My point here is that when it comes to moderation, some boundaries really need to be put on the real-life application of the concept…moderation doesn’t mean many, many, many little bits of moderation – moderation really means ‘occasional’, perhaps only weekly, or less for some things – that bit is up to you to decide. So be honest with yourself – do you really have a healthy diet on the whole? Do you honestly load up on colourful fresh fruits and veggies, whole grains and pulses, good fats and oils, lean protein (animal or otherwise) sources every day, with literally only the occasional refined item (e.g. perhaps once a week when you eat lunch with your workmates, and/or dinner at a friends place?).
Permission to do a u-turn
If not, give yourself some time to write down what you actually want to achieve, and what you could do to turn this around. The aim is to tip the balance in favour of eating a genuinely healthy diet, the majority of the time. I find this is almost universally down to planning. Literally, make a plan. Start by thinking of what your mornings look like? Can you make a smoothy with raw protein powder, greens, some fruit? Could you make enough for two days if time is short and you prefer to lie in? (The purists will argue fresh is best – I say do what you can achieve to start to make it happen…at least in the beginning.) Can you pack up 5 pieces of fruit for a mid-morning snack to accompany 10-20 raw almonds each day (that’s a healthy snack taken care of you can just ‘grab and go’ in the mornings). Maybe this could be done on Sunday (so could making some lunch options to take for a couple of days if you’re really motivated!).

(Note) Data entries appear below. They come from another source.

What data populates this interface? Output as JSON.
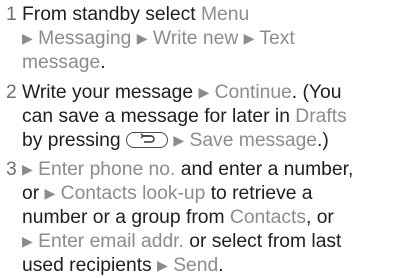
{
  "steps": [
    {
      "number": "1",
      "lines": [
        [
          {
            "t": "From standby select ",
            "h": false
          },
          {
            "t": "Menu",
            "h": true
          }
        ],
        [
          {
            "t": "Messaging",
            "h": true,
            "arrow": true
          },
          {
            "t": "Write new",
            "h": true,
            "arrow": true
          },
          {
            "t": "Text",
            "h": true,
            "arrow": true
          }
        ],
        [
          {
            "t": "message",
            "h": true
          },
          {
            "t": ".",
            "h": false
          }
        ]
      ]
    },
    {
      "number": "2",
      "lines": [
        [
          {
            "t": "Write your message ",
            "h": false
          },
          {
            "t": "Continue",
            "h": true,
            "arrow": true
          },
          {
            "t": ". (You",
            "h": false
          }
        ],
        [
          {
            "t": "can save a message for later in ",
            "h": false
          },
          {
            "t": "Drafts",
            "h": true
          }
        ],
        [
          {
            "t": "by pressing ",
            "h": false
          },
          {
            "key": "back"
          },
          {
            "t": "Save message",
            "h": true,
            "arrow": true
          },
          {
            "t": ".)",
            "h": false
          }
        ]
      ]
    },
    {
      "number": "3",
      "lines": [
        [
          {
            "t": "Enter phone no.",
            "h": true,
            "arrow": true
          },
          {
            "t": " and enter a number,",
            "h": false
          }
        ],
        [
          {
            "t": "or ",
            "h": false
          },
          {
            "t": "Contacts look-up",
            "h": true,
            "arrow": true
          },
          {
            "t": " to retrieve a",
            "h": false
          }
        ],
        [
          {
            "t": "number or a group from ",
            "h": false
          },
          {
            "t": "Contacts",
            "h": true
          },
          {
            "t": ", or",
            "h": false
          }
        ],
        [
          {
            "t": "Enter email addr.",
            "h": true,
            "arrow": true
          },
          {
            "t": " or select from last",
            "h": false
          }
        ],
        [
          {
            "t": "used recipients ",
            "h": false
          },
          {
            "t": "Send",
            "h": true,
            "arrow": true
          },
          {
            "t": ".",
            "h": false
          }
        ]
      ]
    }
  ],
  "icons": {
    "arrow": "arrow-right-icon",
    "key": "back-key-icon"
  }
}
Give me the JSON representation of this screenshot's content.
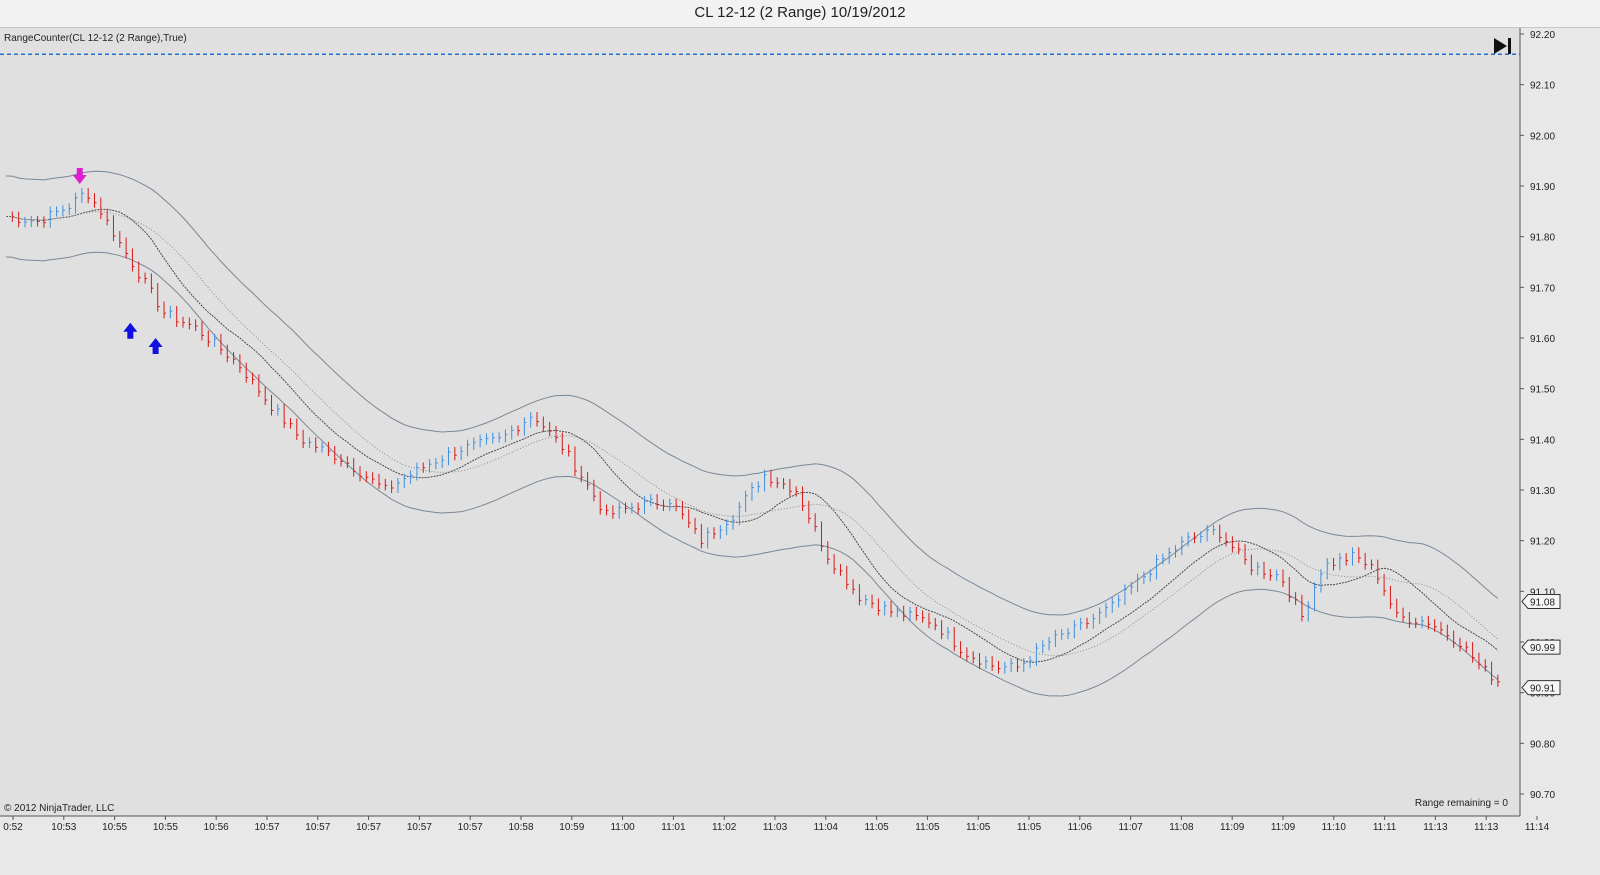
{
  "window": {
    "title": "CL 12-12 (2 Range)  10/19/2012"
  },
  "indicator_label": "RangeCounter(CL 12-12 (2 Range),True)",
  "copyright": "© 2012 NinjaTrader, LLC",
  "range_remaining": "Range remaining = 0",
  "colors": {
    "background": "#e0e0e0",
    "up_bar": "#3d8fe0",
    "down_bar": "#d81818",
    "envelope": "#7a8896",
    "midline": "#4a4a4a",
    "dashed_level": "#1f6fcf",
    "sell_arrow": "#e020d0",
    "buy_arrow": "#1010e0"
  },
  "chart_data": {
    "type": "range-bar",
    "title": "CL 12-12 (2 Range)  10/19/2012",
    "ylim": [
      90.7,
      92.2
    ],
    "y_ticks": [
      92.2,
      92.1,
      92.0,
      91.9,
      91.8,
      91.7,
      91.6,
      91.5,
      91.4,
      91.3,
      91.2,
      91.1,
      91.0,
      90.9,
      90.8,
      90.7
    ],
    "x_tick_labels": [
      "0:52",
      "10:53",
      "10:55",
      "10:55",
      "10:56",
      "10:57",
      "10:57",
      "10:57",
      "10:57",
      "10:57",
      "10:58",
      "10:59",
      "11:00",
      "11:01",
      "11:02",
      "11:03",
      "11:04",
      "11:05",
      "11:05",
      "11:05",
      "11:05",
      "11:06",
      "11:07",
      "11:08",
      "11:09",
      "11:09",
      "11:10",
      "11:11",
      "11:13",
      "11:13",
      "11:14"
    ],
    "price_markers": [
      {
        "label": "91.08",
        "value": 91.08
      },
      {
        "label": "90.99",
        "value": 90.99
      },
      {
        "label": "90.91",
        "value": 90.91
      }
    ],
    "dashed_level": 92.16,
    "close_path": [
      [
        0,
        91.84
      ],
      [
        15,
        91.83
      ],
      [
        30,
        91.86
      ],
      [
        38,
        91.89
      ],
      [
        45,
        91.85
      ],
      [
        55,
        91.78
      ],
      [
        75,
        91.65
      ],
      [
        90,
        91.62
      ],
      [
        110,
        91.55
      ],
      [
        125,
        91.47
      ],
      [
        140,
        91.4
      ],
      [
        160,
        91.36
      ],
      [
        180,
        91.3
      ],
      [
        200,
        91.35
      ],
      [
        215,
        91.38
      ],
      [
        235,
        91.4
      ],
      [
        250,
        91.45
      ],
      [
        265,
        91.38
      ],
      [
        285,
        91.25
      ],
      [
        300,
        91.27
      ],
      [
        315,
        91.28
      ],
      [
        330,
        91.2
      ],
      [
        345,
        91.25
      ],
      [
        360,
        91.33
      ],
      [
        375,
        91.3
      ],
      [
        390,
        91.17
      ],
      [
        405,
        91.09
      ],
      [
        420,
        91.06
      ],
      [
        440,
        91.04
      ],
      [
        455,
        90.98
      ],
      [
        470,
        90.95
      ],
      [
        480,
        90.95
      ],
      [
        495,
        91.0
      ],
      [
        510,
        91.03
      ],
      [
        525,
        91.07
      ],
      [
        545,
        91.15
      ],
      [
        560,
        91.2
      ],
      [
        575,
        91.22
      ],
      [
        590,
        91.15
      ],
      [
        605,
        91.13
      ],
      [
        615,
        91.05
      ],
      [
        625,
        91.15
      ],
      [
        640,
        91.17
      ],
      [
        650,
        91.14
      ],
      [
        660,
        91.05
      ],
      [
        675,
        91.04
      ],
      [
        690,
        91.0
      ],
      [
        700,
        90.95
      ],
      [
        709,
        90.92
      ]
    ],
    "buy_signals": [
      {
        "x": 59,
        "price": 91.63
      },
      {
        "x": 71,
        "price": 91.6
      }
    ],
    "sell_signals": [
      {
        "x": 35,
        "price": 91.9
      }
    ],
    "grid": false
  }
}
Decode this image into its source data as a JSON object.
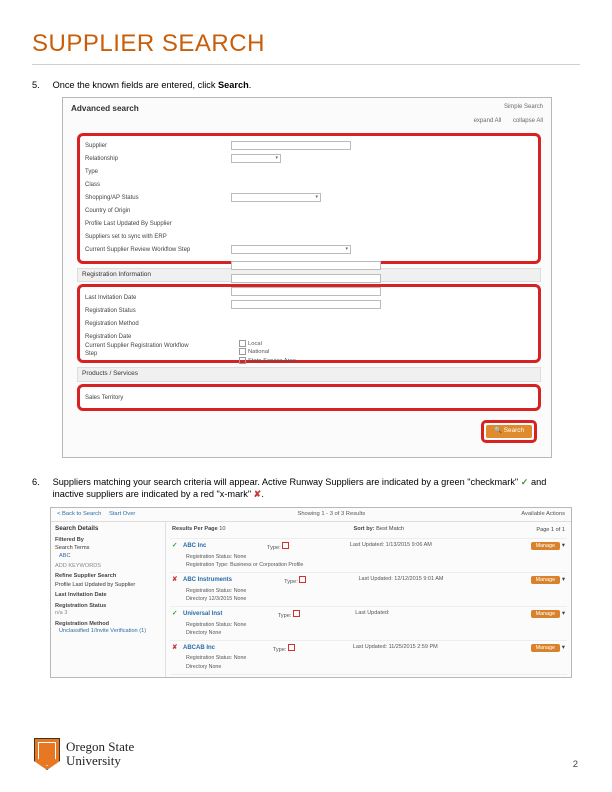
{
  "page_title": "SUPPLIER SEARCH",
  "page_number": "2",
  "steps": {
    "s5": {
      "num": "5.",
      "text_a": "Once the known fields are entered, click ",
      "text_b": "Search",
      "text_c": "."
    },
    "s6": {
      "num": "6.",
      "text_a": "Suppliers matching your search criteria will appear. Active Runway Suppliers are indicated by a green \"checkmark\" ",
      "text_b": " and inactive suppliers are indicated by a red \"x-mark\" ",
      "text_c": "."
    }
  },
  "shot1": {
    "title": "Advanced search",
    "simple": "Simple Search",
    "links": {
      "expand": "expand All",
      "collapse": "collapse All"
    },
    "supplier_labels": [
      "Supplier",
      "Relationship",
      "Type",
      "Class",
      "Shopping/AP Status",
      "Country of Origin",
      "Profile Last Updated By Supplier",
      "Suppliers set to sync with ERP",
      "Current Supplier Review Workflow Step"
    ],
    "sections": {
      "reg": "Registration Information",
      "prod": "Products / Services"
    },
    "reg_labels": [
      "Last Invitation Date",
      "Registration Status",
      "Registration Method",
      "Registration Date",
      "Current Supplier Registration Workflow Step"
    ],
    "prod_labels": [
      "Sales Territory"
    ],
    "prod_opts": [
      "Local",
      "National",
      "State Service Area"
    ],
    "search_btn": "Search"
  },
  "shot2": {
    "back": "< Back to Search",
    "startover": "Start Over",
    "showing": "Showing 1 - 3 of 3 Results",
    "sort": {
      "lbl": "Sort by:",
      "val": "Best Match"
    },
    "resultsper": {
      "lbl": "Results Per Page",
      "val": "10"
    },
    "side": {
      "title": "Search Details",
      "filtered": "Filtered By",
      "filter1_lbl": "Search Terms",
      "filter1_val": "ABC",
      "addkw": "ADD KEYWORDS",
      "refine": "Refine Supplier Search",
      "profile_lbl": "Profile Last Updated by Supplier",
      "lastinv": "Last Invitation Date",
      "regstat": "Registration Status",
      "regmeth": "Registration Method",
      "regmeth_val": "Unclassified 1/Invite Verification (1)"
    },
    "type_lbl": "Type:",
    "lu_lbl": "Last Updated:",
    "manage": "Manage",
    "results": [
      {
        "ok": true,
        "name": "ABC Inc",
        "sub": "Registration Status: None",
        "sub2": "Registration Type: Business or Corporation Profile",
        "type": "",
        "lu": "1/13/2015 9:06 AM"
      },
      {
        "ok": false,
        "name": "ABC Instruments",
        "sub": "Registration Status: None",
        "sub2": "",
        "type": "Directory 12/3/2015 None",
        "lu": "12/12/2015 9:01 AM"
      },
      {
        "ok": true,
        "name": "Universal Inst",
        "sub": "Registration Status: None",
        "sub2": "",
        "type": "Directory None",
        "lu": ""
      },
      {
        "ok": false,
        "name": "ABCAB Inc",
        "sub": "Registration Status: None",
        "sub2": "",
        "type": "Directory None",
        "lu": "11/25/2015 2:59 PM"
      }
    ],
    "page": "Page 1 of 1",
    "avail": "Available Actions"
  },
  "university": {
    "l1": "Oregon State",
    "l2": "University"
  }
}
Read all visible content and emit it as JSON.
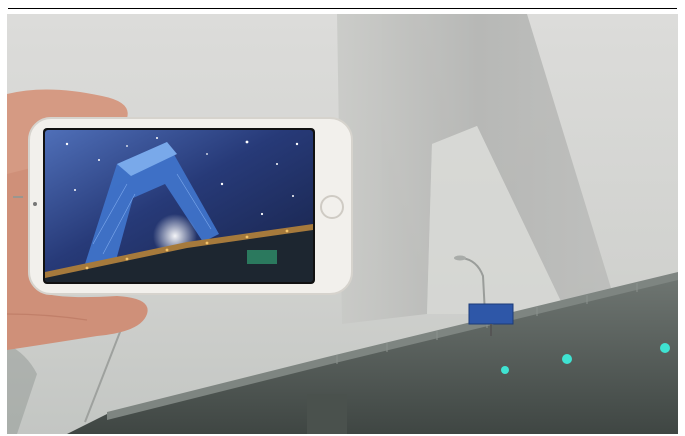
{
  "figure": {
    "alt_text": "",
    "road_sign_text": "",
    "colors": {
      "fog": "#d3d4d1",
      "tower": "#b7b8b6",
      "bridge": "#5a615d",
      "phone_body": "#f2f0ec",
      "screen_sky": "#2b3a73",
      "skin": "#d59a83",
      "signal_light": "#3fe3d2",
      "sign_blue": "#2e57a8"
    }
  }
}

Start somewhere, and begin to create achievable eating habits that you can sustain and that will genuinely tip your intake of healthy foods into the majority. The bonus is that if you make a plan you can stick to, and when you are incorporating unrefined whole food options into your day, you are less likely to make the impulsive, not so healthy choices; and if you do, they will truly only be occasional – the preferable application of the ‘everything in moderation concept’.